Proposed 25% placement of up to 591.07m shares. Liew Tian Xiong (ED/major shareholder) and Sinarmas Harta S/B* (major shareholder) will undertake 76% of the placement (Tranche 1). The remaining 24% will be allocated to institutional investors or independent third party investor. This is to partly finance the subscription of EWI (up to 30% stake), followed by future land acquisitions and working capital requirements. Tranche 1 is fixed at RM1.30 while remaining tranche will be up to 10% discount to the 5-day VWAP. This could potentially raise c. RM768m. Top 3 major shareholders’ stake is likely to increase slightly to 66.9% (refer overleaf).

Big surprise, but necessary. We did not anticipate the cash call to come so quickly. Recall ECOWLD completed their RM2.8b fund raising exercises last year for the land injections and the 30% stake in EWI which listing is targeted for mid-2016. The local working capital requirements have intensified given their sales momentum while the company’s high net gearing will stay elevated until earnings normalize in 2017-18. For the major shareholders to undertake such a massive portion of the placement via external financing, which will be taxing on them, this demonstrates their long-term commitment to the company’s future growth.

Ijok land, the next deal. Back in Sept-2015, ECOWLD proposed to buy 2198.4ac in Mukim Ijok, Kuala Selangor for RM1.18b (GDV: RM15b). The group announced that they needed to source partnerships for funding and will ensure they maintain a minimum 30% stake. Since then, there have been no updates.

The placement effect… Impact on our FY16-17E estimates; (i) net gearing is expected to reduce from 0.75-0.80x to 0.42-0.48x; note that we have already imputed the equity value of the 30% stake of EWI into our balance sheet earlier on, (ii) EPS dilution of 20% each year, and (iii) PER dilution of 25% each year. Our SoP will be reduced by 10% to RM2.86 per share.

There are no adjustments to our earnings estimates. …with Ijok land, assuming the group takes up 50% stake in the Ijok SPV or RM0. 6b, i.e. maximum stake to ensure it remains an associate for balance sheet management reasons, and thus, impact to net gearing is only the cost of their investment in the SPV. However, if the group takes up more than 50%, net gearing will rise above 0.7x again. Timeline of significant earnings contributions from Ijok is unlikely to take place too early, and hence EPS and PER dilutions remain as per above; the project adds 8.0 sen our SoP to RM2.94.

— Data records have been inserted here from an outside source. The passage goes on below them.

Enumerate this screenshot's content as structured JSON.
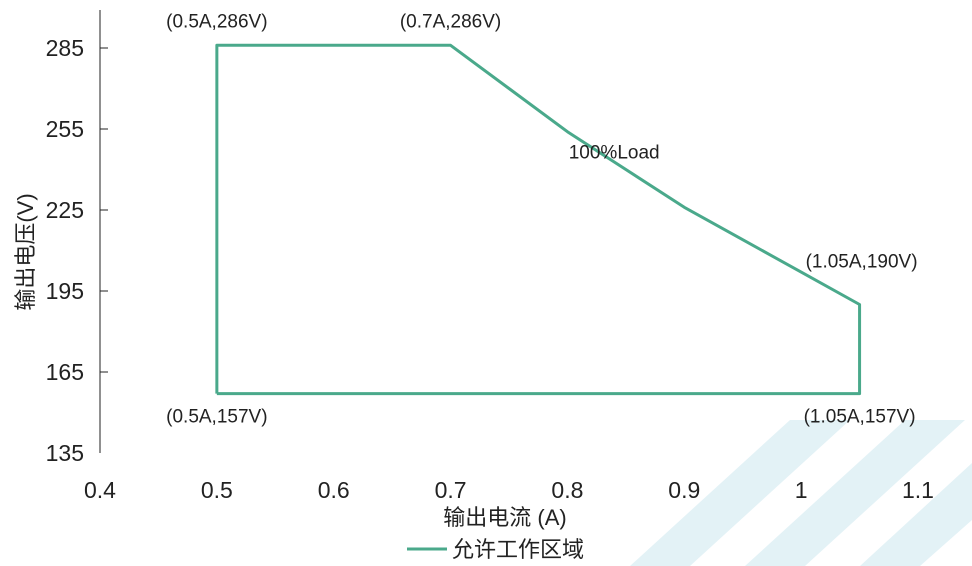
{
  "chart_data": {
    "type": "line",
    "xlabel": "输出电流 (A)",
    "ylabel": "输出电压(V)",
    "xlim": [
      0.4,
      1.1
    ],
    "ylim": [
      135,
      285
    ],
    "xticks": [
      0.4,
      0.5,
      0.6,
      0.7,
      0.8,
      0.9,
      1,
      1.1
    ],
    "yticks": [
      135,
      165,
      195,
      225,
      255,
      285
    ],
    "x_tick_labels": [
      "0.4",
      "0.5",
      "0.6",
      "0.7",
      "0.8",
      "0.9",
      "1",
      "1.1"
    ],
    "y_tick_labels": [
      "135",
      "165",
      "195",
      "225",
      "255",
      "285"
    ],
    "grid": false,
    "legend_position": "bottom-center",
    "series": [
      {
        "name": "允许工作区域",
        "color": "#4aa98b",
        "points": [
          [
            0.5,
            157
          ],
          [
            0.5,
            286
          ],
          [
            0.7,
            286
          ],
          [
            0.75,
            270
          ],
          [
            0.8,
            254
          ],
          [
            0.85,
            240
          ],
          [
            0.9,
            226
          ],
          [
            0.95,
            214
          ],
          [
            1.0,
            202
          ],
          [
            1.05,
            190
          ],
          [
            1.05,
            157
          ],
          [
            0.5,
            157
          ]
        ]
      }
    ],
    "annotations": [
      {
        "text": "(0.5A,286V)",
        "x": 0.5,
        "y": 286
      },
      {
        "text": "(0.7A,286V)",
        "x": 0.7,
        "y": 286
      },
      {
        "text": "(1.05A,190V)",
        "x": 1.05,
        "y": 190
      },
      {
        "text": "(0.5A,157V)",
        "x": 0.5,
        "y": 157
      },
      {
        "text": "(1.05A,157V)",
        "x": 1.05,
        "y": 157
      },
      {
        "text": "100%Load",
        "x": 0.84,
        "y": 244
      }
    ]
  },
  "watermark": {
    "color": "#e3f2f6"
  }
}
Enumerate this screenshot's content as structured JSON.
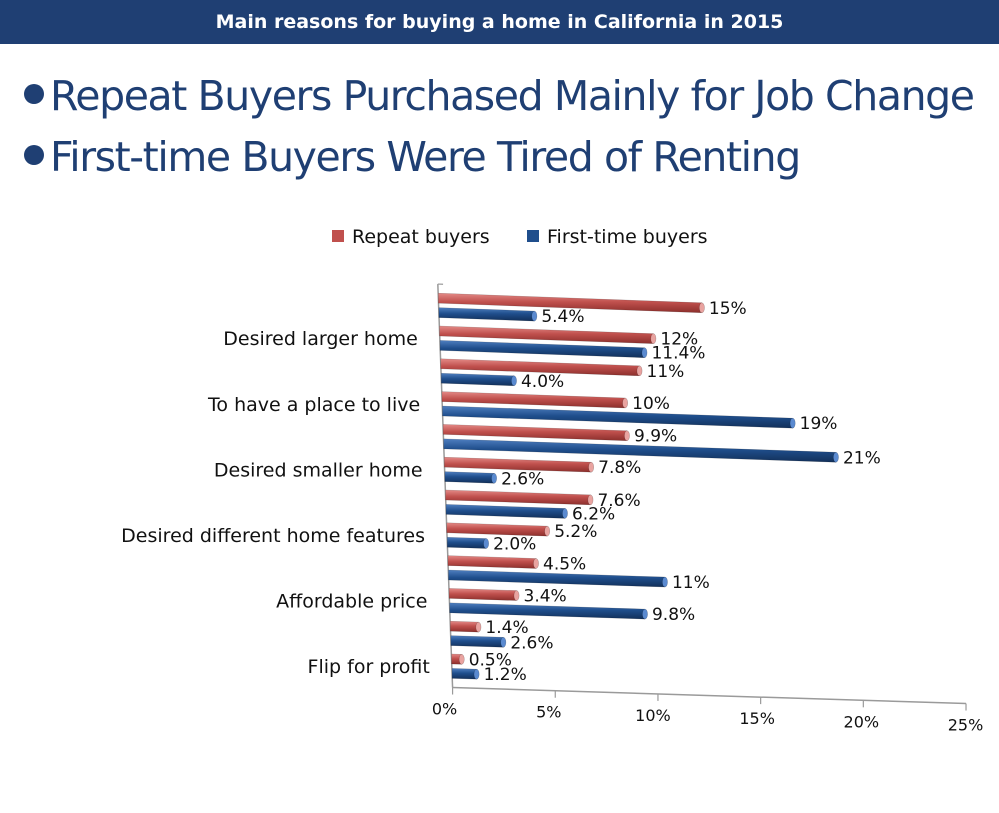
{
  "header": {
    "title": "Main reasons for buying a home in California in 2015"
  },
  "bullets": [
    "Repeat Buyers Purchased Mainly for Job Change",
    "First-time Buyers Were  Tired of Renting"
  ],
  "colors": {
    "header_bg": "#1f3f73",
    "repeat": "#c0504d",
    "first_time": "#1f4e8c"
  },
  "chart_data": {
    "type": "bar",
    "orientation": "horizontal",
    "legend_position": "top",
    "categories": [
      "",
      "Desired larger home",
      "",
      "To have a place to live",
      "",
      "Desired smaller home",
      "",
      "Desired different home features",
      "",
      "Affordable price",
      "",
      "Flip for profit"
    ],
    "series": [
      {
        "name": "Repeat buyers",
        "values": [
          15,
          12,
          11,
          10,
          9.9,
          7.8,
          7.6,
          5.2,
          4.5,
          3.4,
          1.4,
          0.5
        ],
        "labels": [
          "15%",
          "12%",
          "11%",
          "10%",
          "9.9%",
          "7.8%",
          "7.6%",
          "5.2%",
          "4.5%",
          "3.4%",
          "1.4%",
          "0.5%"
        ]
      },
      {
        "name": "First-time buyers",
        "values": [
          5.4,
          11.4,
          4.0,
          19,
          21,
          2.6,
          6.2,
          2.0,
          11,
          9.8,
          2.6,
          1.2
        ],
        "labels": [
          "5.4%",
          "11.4%",
          "4.0%",
          "19%",
          "21%",
          "2.6%",
          "6.2%",
          "2.0%",
          "11%",
          "9.8%",
          "2.6%",
          "1.2%"
        ]
      }
    ],
    "xlim": [
      0,
      25
    ],
    "x_ticks": [
      "0%",
      "5%",
      "10%",
      "15%",
      "20%",
      "25%"
    ]
  }
}
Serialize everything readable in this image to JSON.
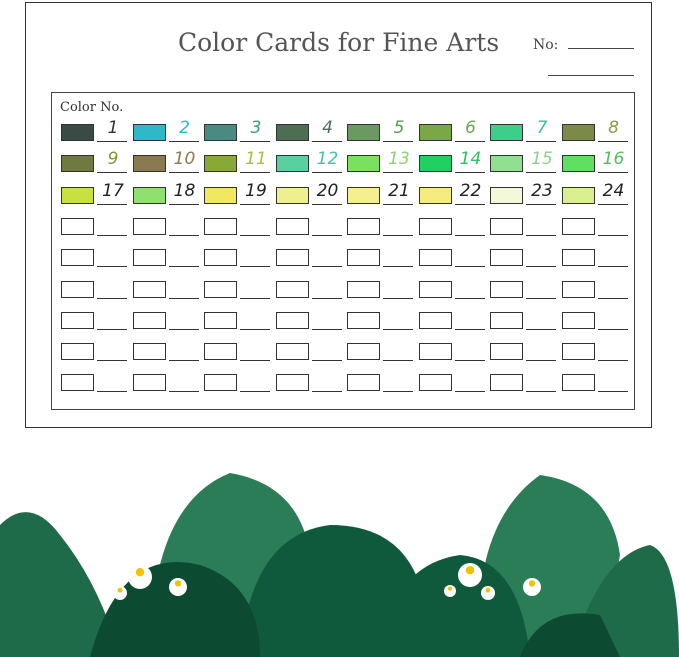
{
  "card": {
    "title": "Color Cards for Fine Arts",
    "no_label": "No:",
    "grid_label": "Color No."
  },
  "colors": [
    {
      "n": "1",
      "swatch": "#3a4a44",
      "ink": "#333333"
    },
    {
      "n": "2",
      "swatch": "#2fb8c8",
      "ink": "#2fb8c8"
    },
    {
      "n": "3",
      "swatch": "#4a8a80",
      "ink": "#3a9a8a"
    },
    {
      "n": "4",
      "swatch": "#4e6e54",
      "ink": "#4e6e54"
    },
    {
      "n": "5",
      "swatch": "#6a9a62",
      "ink": "#5a9a52"
    },
    {
      "n": "6",
      "swatch": "#7aa848",
      "ink": "#6aaa48"
    },
    {
      "n": "7",
      "swatch": "#3ccf8a",
      "ink": "#3cbf9a"
    },
    {
      "n": "8",
      "swatch": "#7a8a48",
      "ink": "#8a9a48"
    },
    {
      "n": "9",
      "swatch": "#6e7a40",
      "ink": "#8a9030"
    },
    {
      "n": "10",
      "swatch": "#8a7a50",
      "ink": "#8a7a50"
    },
    {
      "n": "11",
      "swatch": "#8aa838",
      "ink": "#a8c040"
    },
    {
      "n": "12",
      "swatch": "#5ad0a0",
      "ink": "#4ac0b0"
    },
    {
      "n": "13",
      "swatch": "#7ae060",
      "ink": "#8ad870"
    },
    {
      "n": "14",
      "swatch": "#20d060",
      "ink": "#30c060"
    },
    {
      "n": "15",
      "swatch": "#90e090",
      "ink": "#90d090"
    },
    {
      "n": "16",
      "swatch": "#60e060",
      "ink": "#50c060"
    },
    {
      "n": "17",
      "swatch": "#c8e040",
      "ink": "#222222"
    },
    {
      "n": "18",
      "swatch": "#90e070",
      "ink": "#222222"
    },
    {
      "n": "19",
      "swatch": "#f0e860",
      "ink": "#222222"
    },
    {
      "n": "20",
      "swatch": "#eef090",
      "ink": "#222222"
    },
    {
      "n": "21",
      "swatch": "#f4f090",
      "ink": "#222222"
    },
    {
      "n": "22",
      "swatch": "#f4ec80",
      "ink": "#222222"
    },
    {
      "n": "23",
      "swatch": "#f4f8d8",
      "ink": "#222222"
    },
    {
      "n": "24",
      "swatch": "#d8f090",
      "ink": "#222222"
    }
  ],
  "empty_rows": 6,
  "leaf_colors": [
    "#1e6b4a",
    "#0f5a3c",
    "#2a7d57",
    "#0c4a32"
  ]
}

Negative in the near term due to the heavy dilution effect on EPS and PER. With no near term earnings accretion to match the valuation dilutions effect, share price performance may suffer from this overhang; note that LTX and Sinarmas Harta are relying on external financing to fund the placement. However, it is a longer term positive for the group as the placement does alleviate balance sheet stress and allows the group to grab sizeable township landbanks even during current challenging conditions. Landbanking becomes very important for ECOWLD, especially when they already raked in the 2nd highest sales target in town.

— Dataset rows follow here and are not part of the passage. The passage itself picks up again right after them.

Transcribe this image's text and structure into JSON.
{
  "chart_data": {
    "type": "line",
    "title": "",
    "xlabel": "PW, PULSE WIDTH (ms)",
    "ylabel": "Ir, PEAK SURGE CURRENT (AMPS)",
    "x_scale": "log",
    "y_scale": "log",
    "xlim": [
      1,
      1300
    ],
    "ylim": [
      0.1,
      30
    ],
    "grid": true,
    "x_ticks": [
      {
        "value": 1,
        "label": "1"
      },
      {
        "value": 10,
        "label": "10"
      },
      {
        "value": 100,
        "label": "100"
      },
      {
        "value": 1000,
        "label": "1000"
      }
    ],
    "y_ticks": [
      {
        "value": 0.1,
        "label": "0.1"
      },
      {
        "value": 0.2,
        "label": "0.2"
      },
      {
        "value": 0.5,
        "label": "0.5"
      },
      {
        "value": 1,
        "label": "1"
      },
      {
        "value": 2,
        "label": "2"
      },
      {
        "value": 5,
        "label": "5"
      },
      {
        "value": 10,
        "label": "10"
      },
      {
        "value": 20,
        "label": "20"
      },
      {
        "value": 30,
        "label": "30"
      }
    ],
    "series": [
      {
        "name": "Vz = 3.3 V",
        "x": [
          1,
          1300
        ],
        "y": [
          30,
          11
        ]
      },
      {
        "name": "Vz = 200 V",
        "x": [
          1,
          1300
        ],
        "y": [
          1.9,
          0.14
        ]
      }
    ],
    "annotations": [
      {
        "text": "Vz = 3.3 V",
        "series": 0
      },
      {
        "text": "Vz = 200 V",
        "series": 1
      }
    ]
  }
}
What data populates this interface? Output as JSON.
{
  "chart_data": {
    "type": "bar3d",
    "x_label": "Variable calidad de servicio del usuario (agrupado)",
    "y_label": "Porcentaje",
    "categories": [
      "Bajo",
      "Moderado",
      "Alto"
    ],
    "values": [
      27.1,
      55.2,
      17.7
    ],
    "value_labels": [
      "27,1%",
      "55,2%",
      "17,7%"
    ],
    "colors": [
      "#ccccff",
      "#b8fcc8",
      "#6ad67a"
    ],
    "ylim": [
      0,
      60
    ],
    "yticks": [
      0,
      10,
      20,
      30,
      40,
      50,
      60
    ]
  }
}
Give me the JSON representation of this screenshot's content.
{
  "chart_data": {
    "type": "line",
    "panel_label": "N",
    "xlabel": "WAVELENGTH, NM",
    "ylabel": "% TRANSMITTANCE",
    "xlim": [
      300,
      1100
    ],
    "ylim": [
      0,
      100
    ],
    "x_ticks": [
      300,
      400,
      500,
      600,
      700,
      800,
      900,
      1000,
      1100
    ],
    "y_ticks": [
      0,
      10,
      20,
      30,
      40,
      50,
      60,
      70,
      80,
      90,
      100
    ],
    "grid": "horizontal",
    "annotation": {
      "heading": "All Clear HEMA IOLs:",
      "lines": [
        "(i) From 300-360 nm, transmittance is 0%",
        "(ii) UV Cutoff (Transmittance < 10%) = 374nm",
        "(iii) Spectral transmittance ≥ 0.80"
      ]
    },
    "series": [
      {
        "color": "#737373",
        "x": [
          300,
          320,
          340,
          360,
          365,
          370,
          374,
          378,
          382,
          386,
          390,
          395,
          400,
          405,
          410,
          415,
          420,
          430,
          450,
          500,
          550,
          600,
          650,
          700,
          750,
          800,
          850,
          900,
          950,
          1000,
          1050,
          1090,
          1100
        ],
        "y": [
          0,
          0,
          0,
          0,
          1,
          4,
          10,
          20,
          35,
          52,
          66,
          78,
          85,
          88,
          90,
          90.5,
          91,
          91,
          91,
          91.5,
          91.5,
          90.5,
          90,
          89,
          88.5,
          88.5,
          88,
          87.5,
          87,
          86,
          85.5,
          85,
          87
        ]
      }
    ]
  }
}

Lowering TP to RM1.55 (from RM1.74) based on unchanged 46% for SoP discount (51% Property RNAV discount) to a lower FD SoP of RM2.86 from the placement dilutions effect. Note our SoP; (i) has yet to reflect the Ijok land until there is clarification of shareholding structure, (ii) includes the 30% stake in EWI where we DCF their UK and Australia projects lifetime profits. Amongst the big-boys, ECOWLD’s share price has been most bashed-down with YTD returns of -10.5% vs. the KLPRP @ +0.3% and big-cap developers’ average @ +1.8%. Last price of RM1.28 is also not too far off from its historical lows of RM1.20 since its RTO of Focal Aims back in 2013.